On Sun, Aug 4, 2013 at 6:14 AM, Bretton Woods <woods.bret...@yahoo.co.uk>wrote:

> ps thanks
>
> http://noyaudolive.net/2012/05/09/lxc-and-macvlan-host-to-guest-connection/
>
>

Personally I'd stick with the default veth-on-bridge setup.


>   ------------------------------
>  *From:* Bretton Woods <woods.bret...@yahoo.co.uk>
> **
>


> I have been thinking of LXC in terms of server services where the case is
> often that servers and clients are on the same subnet.
>
> Kerberos and authentication, Cups and various others not exactly true but
> simple same subnet routing.
>
> I guess the bridge and another subnet was chosen purely to stop clashes
> with the physical host subnet.
>
>
You mean the default lxcbr0 setup?

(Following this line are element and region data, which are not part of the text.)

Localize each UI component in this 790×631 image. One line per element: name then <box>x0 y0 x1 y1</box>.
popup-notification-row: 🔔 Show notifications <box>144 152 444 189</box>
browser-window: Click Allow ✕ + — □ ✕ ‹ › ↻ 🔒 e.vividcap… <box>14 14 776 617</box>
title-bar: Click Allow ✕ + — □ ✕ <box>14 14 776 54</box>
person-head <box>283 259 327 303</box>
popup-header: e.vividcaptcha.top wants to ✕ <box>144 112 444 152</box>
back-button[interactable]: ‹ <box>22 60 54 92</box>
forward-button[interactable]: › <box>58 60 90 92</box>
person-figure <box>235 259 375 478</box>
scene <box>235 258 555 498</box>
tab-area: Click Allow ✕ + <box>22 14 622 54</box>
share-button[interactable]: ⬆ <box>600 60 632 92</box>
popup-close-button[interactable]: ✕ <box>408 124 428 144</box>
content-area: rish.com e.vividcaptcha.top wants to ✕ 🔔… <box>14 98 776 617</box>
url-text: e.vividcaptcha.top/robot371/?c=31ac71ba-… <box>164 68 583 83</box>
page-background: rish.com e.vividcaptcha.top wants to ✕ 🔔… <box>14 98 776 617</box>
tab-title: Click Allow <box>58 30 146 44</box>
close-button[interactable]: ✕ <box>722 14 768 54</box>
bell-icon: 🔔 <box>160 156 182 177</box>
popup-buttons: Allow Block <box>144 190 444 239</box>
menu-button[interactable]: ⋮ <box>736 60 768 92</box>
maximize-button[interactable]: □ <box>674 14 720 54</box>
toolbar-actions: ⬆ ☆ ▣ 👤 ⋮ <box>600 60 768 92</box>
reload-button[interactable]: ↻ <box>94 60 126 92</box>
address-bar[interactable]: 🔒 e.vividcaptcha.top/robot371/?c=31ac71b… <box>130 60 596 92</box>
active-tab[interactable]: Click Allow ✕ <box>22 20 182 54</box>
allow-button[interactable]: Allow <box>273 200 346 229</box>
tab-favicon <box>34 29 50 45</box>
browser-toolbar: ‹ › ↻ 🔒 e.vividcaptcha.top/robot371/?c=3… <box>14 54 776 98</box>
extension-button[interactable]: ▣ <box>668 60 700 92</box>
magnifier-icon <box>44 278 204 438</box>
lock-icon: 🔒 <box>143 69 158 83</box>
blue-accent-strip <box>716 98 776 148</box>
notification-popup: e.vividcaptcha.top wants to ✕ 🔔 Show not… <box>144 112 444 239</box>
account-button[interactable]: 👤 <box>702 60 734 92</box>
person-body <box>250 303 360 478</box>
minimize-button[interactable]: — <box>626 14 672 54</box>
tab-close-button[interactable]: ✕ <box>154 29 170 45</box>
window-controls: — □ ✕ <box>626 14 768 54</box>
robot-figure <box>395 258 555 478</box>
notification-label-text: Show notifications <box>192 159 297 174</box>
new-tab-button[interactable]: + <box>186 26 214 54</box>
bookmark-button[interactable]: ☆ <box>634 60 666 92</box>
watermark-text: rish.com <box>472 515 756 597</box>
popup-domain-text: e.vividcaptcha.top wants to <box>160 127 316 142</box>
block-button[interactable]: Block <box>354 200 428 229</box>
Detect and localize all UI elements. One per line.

AFAIK it's there to make beginner's
setup easier, i.e. it would work even if your default connection is
wireless. This is different from xen, where the default used to be to
create the bridge over eth0, thus making the vms appear on the same subnet
as the host. which would not work for wireless.

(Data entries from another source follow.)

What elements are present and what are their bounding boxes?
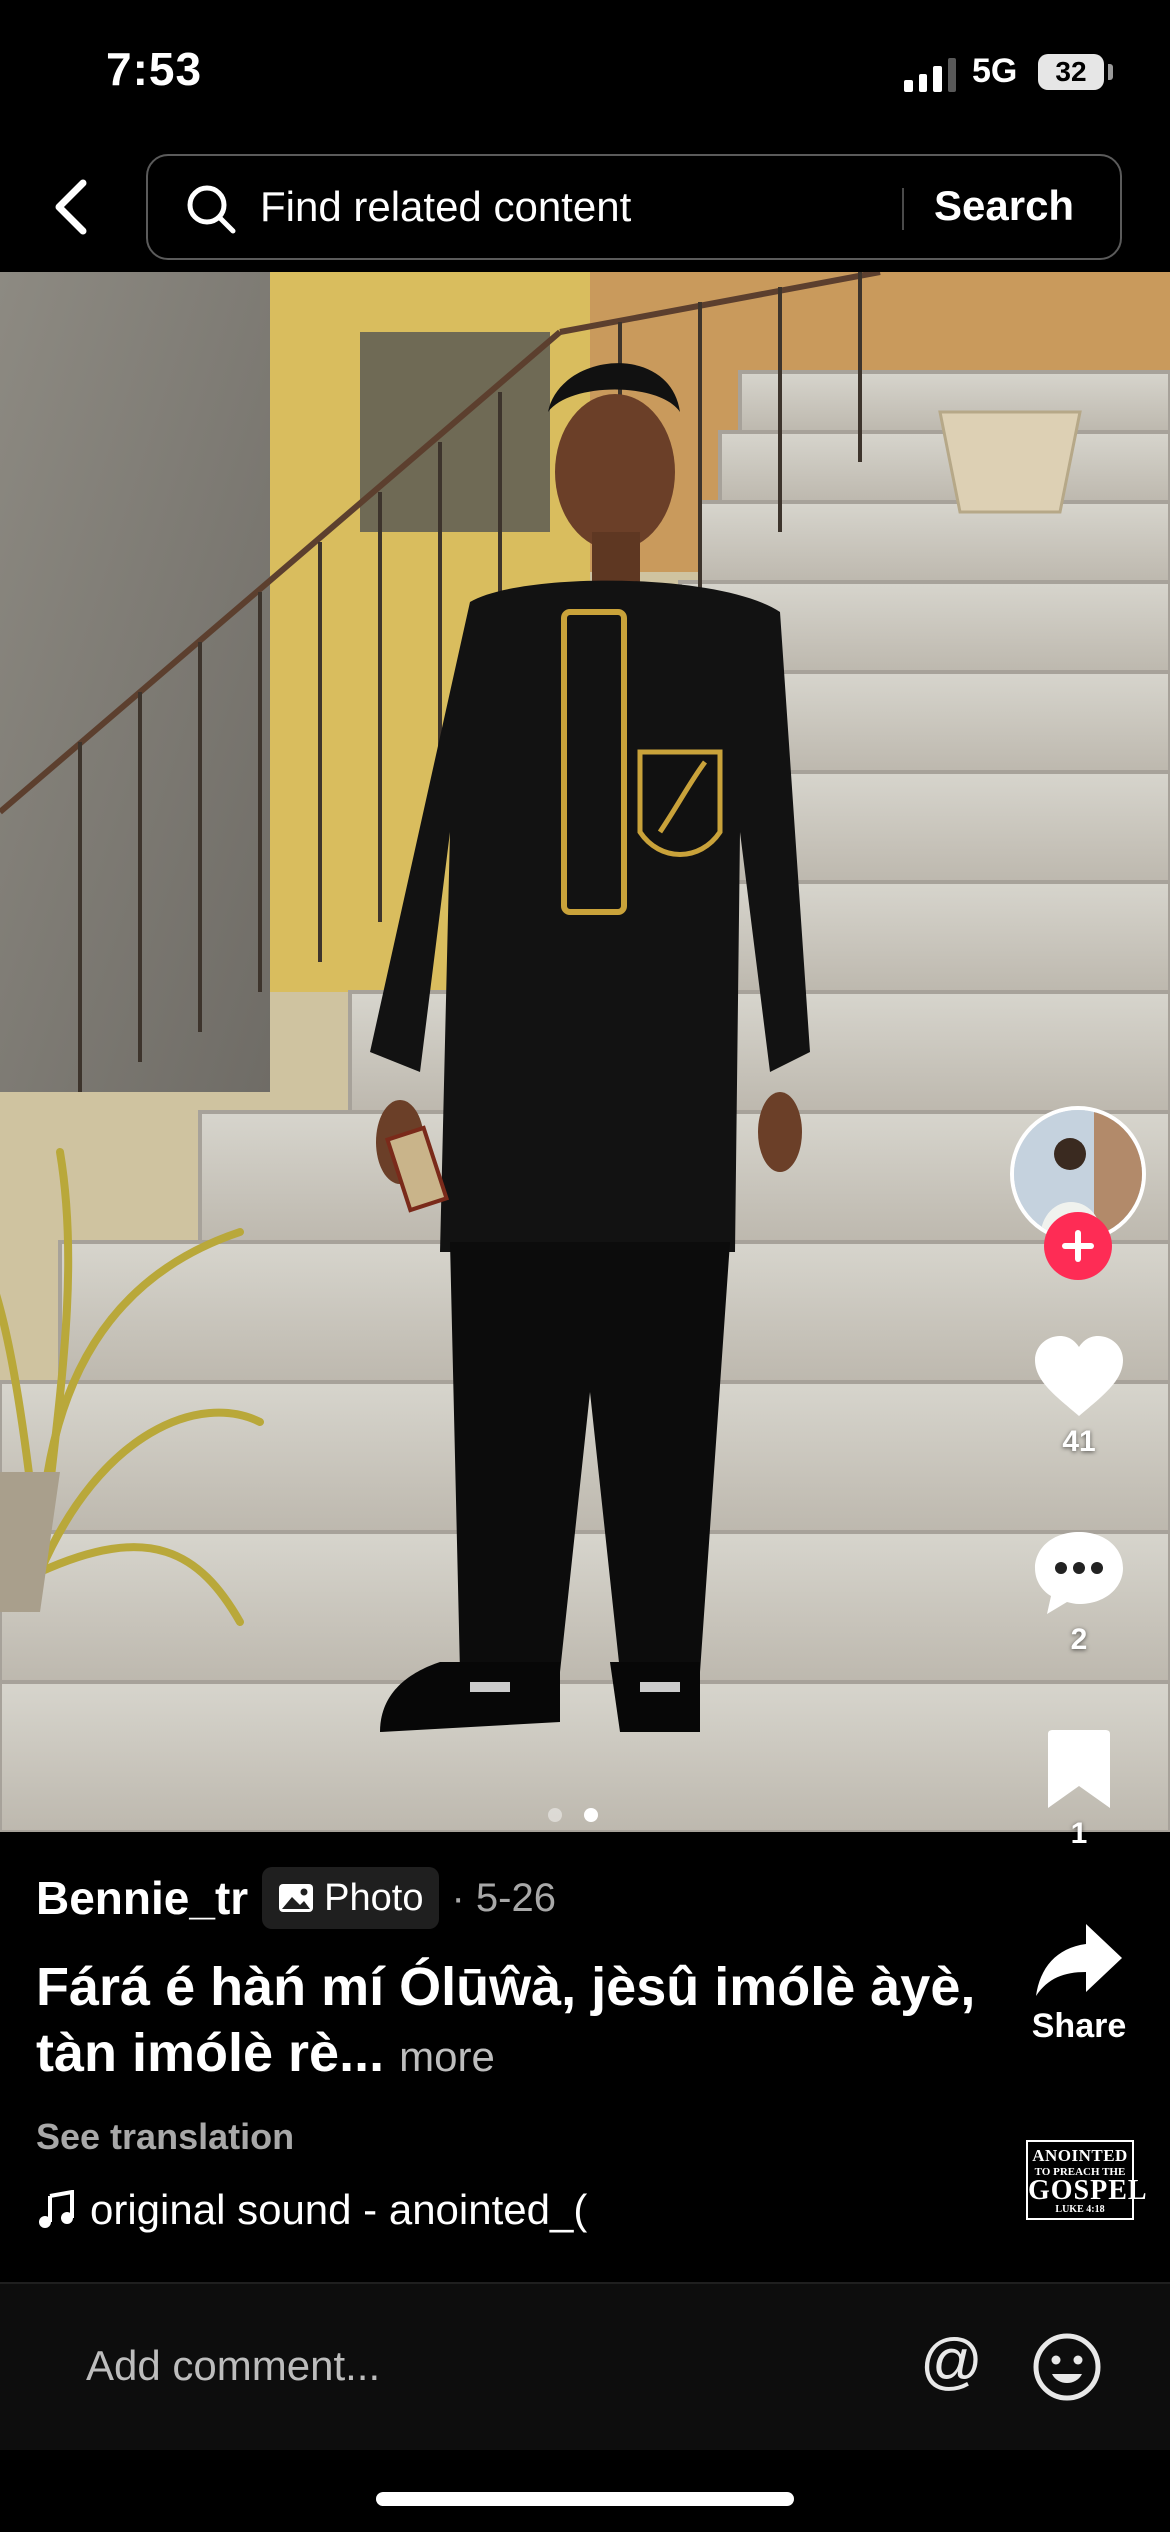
battery-icon: 32	[1038, 54, 1104, 90]
post-caption: Bennie_tr Photo · 5-26 Fárá é hàń mí Ólū…	[36, 1864, 996, 2234]
back-button[interactable]	[40, 172, 102, 242]
like-button[interactable]: 41	[1020, 1336, 1138, 1459]
like-count: 41	[1062, 1425, 1096, 1458]
status-time: 7:53	[106, 43, 203, 95]
comment-bar: @	[0, 2284, 1170, 2450]
music-note-icon	[39, 2190, 74, 2228]
sound-name: original sound - anointed_(	[90, 2186, 588, 2233]
signal-icon	[904, 58, 956, 92]
comment-button[interactable]: 2	[1020, 1530, 1138, 1657]
share-button[interactable]: Share	[1020, 1920, 1138, 2046]
home-indicator[interactable]	[376, 2492, 794, 2506]
photo-tag-label: Photo	[324, 1876, 424, 1919]
share-icon	[1036, 1924, 1122, 1996]
battery-level: 32	[1055, 56, 1087, 87]
network-label: 5G	[972, 52, 1018, 90]
save-count: 1	[1070, 1817, 1088, 1850]
post-date: · 5-26	[451, 1875, 556, 1920]
comment-icon	[1035, 1532, 1123, 1614]
see-translation-link[interactable]: See translation	[36, 2116, 996, 2158]
caption-body: Fárá é hàń mí Ólūŵà, jèsû imólè àyè, tàn…	[36, 1957, 976, 2083]
more-link[interactable]: more	[399, 2033, 495, 2080]
bookmark-icon	[1048, 1730, 1110, 1808]
sound-row[interactable]: original sound - anointed_(	[36, 2186, 996, 2234]
follow-button[interactable]	[1044, 1212, 1112, 1280]
author-name[interactable]: Bennie_tr	[36, 1871, 248, 1925]
plus-icon	[1062, 1230, 1094, 1262]
share-label: Share	[1031, 2007, 1127, 2045]
search-icon	[187, 185, 236, 234]
post-photo[interactable]	[0, 272, 1170, 1832]
photo-tag: Photo	[262, 1867, 440, 1929]
comment-count: 2	[1070, 1623, 1088, 1656]
status-bar: 7:53 5G 32	[0, 0, 1170, 150]
sound-disc[interactable]: ANOINTED TO PREACH THE GOSPEL LUKE 4:18	[1026, 2140, 1148, 2220]
pager-dot[interactable]	[548, 1808, 562, 1822]
caption-text[interactable]: Fárá é hàń mí Ólūŵà, jèsû imólè àyè, tàn…	[36, 1954, 976, 2090]
at-icon[interactable]: @	[920, 2326, 983, 2397]
photo-pager	[548, 1808, 598, 1822]
photo-icon	[279, 1884, 314, 1912]
back-chevron-icon	[55, 179, 87, 235]
battery-tip	[1108, 64, 1113, 80]
sound-disc-line3: GOSPEL	[1028, 2175, 1148, 2206]
search-box[interactable]: Search	[146, 154, 1122, 260]
post-photo-image	[0, 272, 1170, 1832]
search-button[interactable]: Search	[934, 182, 1074, 230]
author-row: Bennie_tr Photo · 5-26	[36, 1864, 996, 1932]
emoji-icon[interactable]	[1032, 2332, 1102, 2402]
heart-icon	[1035, 1336, 1123, 1416]
sound-disc-line1: ANOINTED	[1032, 2146, 1128, 2165]
save-button[interactable]: 1	[1020, 1728, 1138, 1851]
search-input[interactable]	[260, 174, 1020, 240]
screen: 7:53 5G 32 Search	[0, 0, 1170, 2532]
comment-input[interactable]	[86, 2330, 826, 2402]
pager-dot-active[interactable]	[584, 1808, 598, 1822]
search-divider	[902, 188, 904, 230]
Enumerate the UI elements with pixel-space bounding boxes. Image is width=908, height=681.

Of course, you can always change the defaults. Some possibilites (for any
vm environment, including lxc, xen, kvm, etc):
- inter-guest only networking
- guest-to-host only networking
- guests on a dedicated subnet, with NAT to outside world (the default with
lxcbr0/virbr0)
- guests on a dedicated subnet, accessible from outside using host as router
- guests on the same subnet as host
- guests on a different subnet/vlan from host, and directly accessible from
the outside world
etc.

Basically if a network configuration can be implemented using L2 switches
and routers, it should be possible to implement the same configuration in
lxc guest-host setup.



> My mind was mulling over the idea of a samba4, proxy, email... lxc
> containers all running isolated but authenticating via kerb and samba4.
>
> That way I could use a single server and as the system grows its quite
> simple to hop from container to dedicated server.
>

That's easy. Either put guests on the same network as host, or (if you have
control over the network) use vlans and treat the host like an L2 switch.